WOTUS “News” – Groundwater is Out
While everyone may be tone deaf to the latest developments related to the definition of navigable waters, affectionately known as the Waters of the United States (“WOTUS” for short); the US EPA has released a rather significant Interpretive Statement that addresses whether the Clean Water Act (CWA) National Pollutant Discharge Elimination System (NPDES) permit program applies to releases of a pollutant from a point source to groundwater. Spoiler alert, it doesn’t.
Reportedly, this Interpretative Statement reflects the US EPA’s consideration of public comments received in response to its February 20, 2018 Federal Register notice on the same topic, and an analysis of the statute, its text, structure, and legislative history. As a result, the US EPA has concluded that the CWA is best read as excluding all releases of pollutants from a point source to groundwater from NPDES program coverage, regardless of a hydrologic connection between the groundwater and jurisdictional surface water.
DISCTRICT COURT RULINGS
Perhaps more interesting than a definitive statement from the US EPA regarding WOTUS, is the acknowledgement that its interpretation does not apply to states in the Ninth and Fourth Circuits, as explained therein, since existing court decisions have ruled the exact opposite. The US EPA is, “simply choosing to maintain the status quo pending further clarification by the Supreme Court.” The rationale behind the interpretative statement, simply explained by the Sixth Circuit in Kentucky Waterways Alliance v. Kentucky Utilities Co., held that the ‘‘text and statutory context of the CWA’’ make clear that the statute “does not extend to reach this form of pollution.” The court went on to state, “It is true that Congress sought to protect navigable waters with the CWA … But it also imposed several textual limitations on the means used to reach that goal. Had it wished to do so, Congress could have prohibited all unpermitted discharges of all pollutants to all waters. But it did not go so far. Instead, Congress chose to prohibit only the discharge of pollutants to ‘navigable waters from any point source.”’
Absent court decisions, the real determination of omission of the applicability of the CWA to groundwater concerns the implied states’ responsibility to regulate pollutant discharges to groundwater under a state authority.

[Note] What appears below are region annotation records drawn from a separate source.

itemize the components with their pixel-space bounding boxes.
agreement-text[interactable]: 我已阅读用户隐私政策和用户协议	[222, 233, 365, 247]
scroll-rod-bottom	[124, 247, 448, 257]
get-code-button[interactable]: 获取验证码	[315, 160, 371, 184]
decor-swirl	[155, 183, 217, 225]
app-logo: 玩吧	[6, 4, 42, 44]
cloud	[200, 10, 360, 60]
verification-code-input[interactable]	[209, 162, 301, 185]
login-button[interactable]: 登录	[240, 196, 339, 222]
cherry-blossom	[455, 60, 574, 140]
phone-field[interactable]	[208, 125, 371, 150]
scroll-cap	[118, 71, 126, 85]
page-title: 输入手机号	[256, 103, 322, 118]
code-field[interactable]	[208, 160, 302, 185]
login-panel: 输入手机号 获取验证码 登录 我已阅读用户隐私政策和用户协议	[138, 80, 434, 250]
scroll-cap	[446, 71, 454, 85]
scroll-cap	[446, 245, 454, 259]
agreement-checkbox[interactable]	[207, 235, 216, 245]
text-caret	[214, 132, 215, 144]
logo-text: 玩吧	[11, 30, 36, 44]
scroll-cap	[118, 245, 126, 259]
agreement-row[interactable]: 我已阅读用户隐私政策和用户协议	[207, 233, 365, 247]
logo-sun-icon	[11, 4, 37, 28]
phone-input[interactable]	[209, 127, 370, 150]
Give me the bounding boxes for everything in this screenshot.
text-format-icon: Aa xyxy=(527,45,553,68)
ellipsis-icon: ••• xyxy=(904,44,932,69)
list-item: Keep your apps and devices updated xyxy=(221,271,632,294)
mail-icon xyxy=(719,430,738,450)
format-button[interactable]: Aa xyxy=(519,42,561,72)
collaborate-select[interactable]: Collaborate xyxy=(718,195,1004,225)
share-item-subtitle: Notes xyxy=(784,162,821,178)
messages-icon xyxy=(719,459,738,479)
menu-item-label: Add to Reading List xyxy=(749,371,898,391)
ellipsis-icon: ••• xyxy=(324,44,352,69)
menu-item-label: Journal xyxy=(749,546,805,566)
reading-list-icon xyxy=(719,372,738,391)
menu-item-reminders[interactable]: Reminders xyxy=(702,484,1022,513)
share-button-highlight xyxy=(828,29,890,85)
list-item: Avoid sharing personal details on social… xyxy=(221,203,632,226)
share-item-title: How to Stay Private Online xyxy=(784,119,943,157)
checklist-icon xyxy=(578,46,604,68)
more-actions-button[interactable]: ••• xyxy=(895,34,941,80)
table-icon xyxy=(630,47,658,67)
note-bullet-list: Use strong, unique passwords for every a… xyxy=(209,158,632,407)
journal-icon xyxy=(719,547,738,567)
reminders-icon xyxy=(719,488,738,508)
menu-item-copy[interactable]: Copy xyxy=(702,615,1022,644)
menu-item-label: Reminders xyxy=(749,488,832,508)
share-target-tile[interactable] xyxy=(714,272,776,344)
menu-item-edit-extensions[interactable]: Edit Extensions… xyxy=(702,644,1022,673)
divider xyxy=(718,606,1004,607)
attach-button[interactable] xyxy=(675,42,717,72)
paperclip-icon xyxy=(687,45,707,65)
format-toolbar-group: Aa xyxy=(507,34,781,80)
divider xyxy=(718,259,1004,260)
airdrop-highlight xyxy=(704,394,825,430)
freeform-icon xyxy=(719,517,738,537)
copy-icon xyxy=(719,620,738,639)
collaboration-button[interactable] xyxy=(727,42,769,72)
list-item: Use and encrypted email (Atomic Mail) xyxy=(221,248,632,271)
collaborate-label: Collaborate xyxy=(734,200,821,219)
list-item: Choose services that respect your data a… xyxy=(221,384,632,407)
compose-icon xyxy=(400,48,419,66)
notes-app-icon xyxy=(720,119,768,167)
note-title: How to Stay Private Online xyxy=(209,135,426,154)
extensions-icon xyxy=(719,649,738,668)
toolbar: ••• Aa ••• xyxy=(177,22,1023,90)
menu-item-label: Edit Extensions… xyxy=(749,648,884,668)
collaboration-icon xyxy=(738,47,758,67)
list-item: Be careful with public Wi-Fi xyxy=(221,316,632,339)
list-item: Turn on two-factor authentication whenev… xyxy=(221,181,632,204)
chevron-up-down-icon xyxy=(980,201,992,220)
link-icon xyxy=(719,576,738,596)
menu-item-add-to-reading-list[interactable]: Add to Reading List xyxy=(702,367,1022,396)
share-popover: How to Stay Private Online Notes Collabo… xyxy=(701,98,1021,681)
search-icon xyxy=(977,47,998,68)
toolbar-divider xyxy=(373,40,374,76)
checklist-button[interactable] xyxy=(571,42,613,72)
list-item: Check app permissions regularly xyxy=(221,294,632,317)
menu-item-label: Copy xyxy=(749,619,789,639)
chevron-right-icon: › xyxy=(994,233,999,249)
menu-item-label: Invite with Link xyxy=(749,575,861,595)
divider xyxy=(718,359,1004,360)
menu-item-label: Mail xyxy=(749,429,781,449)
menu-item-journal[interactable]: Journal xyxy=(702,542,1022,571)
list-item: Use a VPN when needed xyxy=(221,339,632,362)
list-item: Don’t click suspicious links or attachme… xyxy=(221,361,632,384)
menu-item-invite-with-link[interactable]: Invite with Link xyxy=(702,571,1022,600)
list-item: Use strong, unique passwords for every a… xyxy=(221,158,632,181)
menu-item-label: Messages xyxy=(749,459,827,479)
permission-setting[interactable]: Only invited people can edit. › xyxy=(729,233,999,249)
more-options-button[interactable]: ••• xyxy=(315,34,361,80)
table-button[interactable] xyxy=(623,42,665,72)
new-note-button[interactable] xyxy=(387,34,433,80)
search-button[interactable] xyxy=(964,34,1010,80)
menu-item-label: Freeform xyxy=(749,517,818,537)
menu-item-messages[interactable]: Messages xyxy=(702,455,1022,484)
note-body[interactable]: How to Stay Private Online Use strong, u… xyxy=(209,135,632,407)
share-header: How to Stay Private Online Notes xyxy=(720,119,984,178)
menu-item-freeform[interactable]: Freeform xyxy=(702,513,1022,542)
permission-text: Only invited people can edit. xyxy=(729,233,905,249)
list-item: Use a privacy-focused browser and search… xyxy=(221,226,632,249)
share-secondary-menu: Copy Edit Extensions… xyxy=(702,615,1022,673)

As there is nothing restricting a state from doing so, the assumption would be that states could regulate contaminated discharge into groundwater, if desired, under their existing legal authority. Added to that, and beyond state programs, three other federal statutes touch upon discharges to groundwater: the Safe Drinking Water Act (‘‘SDWA’’), the Resource Conservation and Recovery Act (‘‘RCRA’’), and the Comprehensive Environmental Response, Compensation, and Liability Act (‘‘CERCLA’’).
Under the SDWA, the US EPA has established requirements for state programs to regulate underground injection of fluids and to establish minimum requirements for effective state programs to prevent underground injection which endangers drinking water sources (defined under SDWA to mean underground water which supplies, or can reasonably be expected to supply, any public water system).
RCRA has several provisions that expressly address groundwater monitoring and remediation at hazardous waste treatment, storage, and disposal (TSD) facilities. Monitoring includes identifying background, or upgradient water sources, and statistically comparing the water quality between the TSD and background sources in order to identify impact from the TSD facility to groundwater.
CERCLA provides protections for groundwater quality and for surface waters impacted by releases to groundwater. CERCLA provides the US EPA with a number of tools to address releases of hazardous substances specifically where a “hazardous substance is released or there is a substantial threat of such a release into the environment,” or “where there is a release or substantial threat of release of any pollutant or contaminant which may present an imminent and substantial danger to the public health or welfare.”
The US EPA is soliciting additional public input for the Interpreted Statement regarding what may be needed to provide further clarity and regulatory certainty on this issue. The comment period ends June, 7, 2019.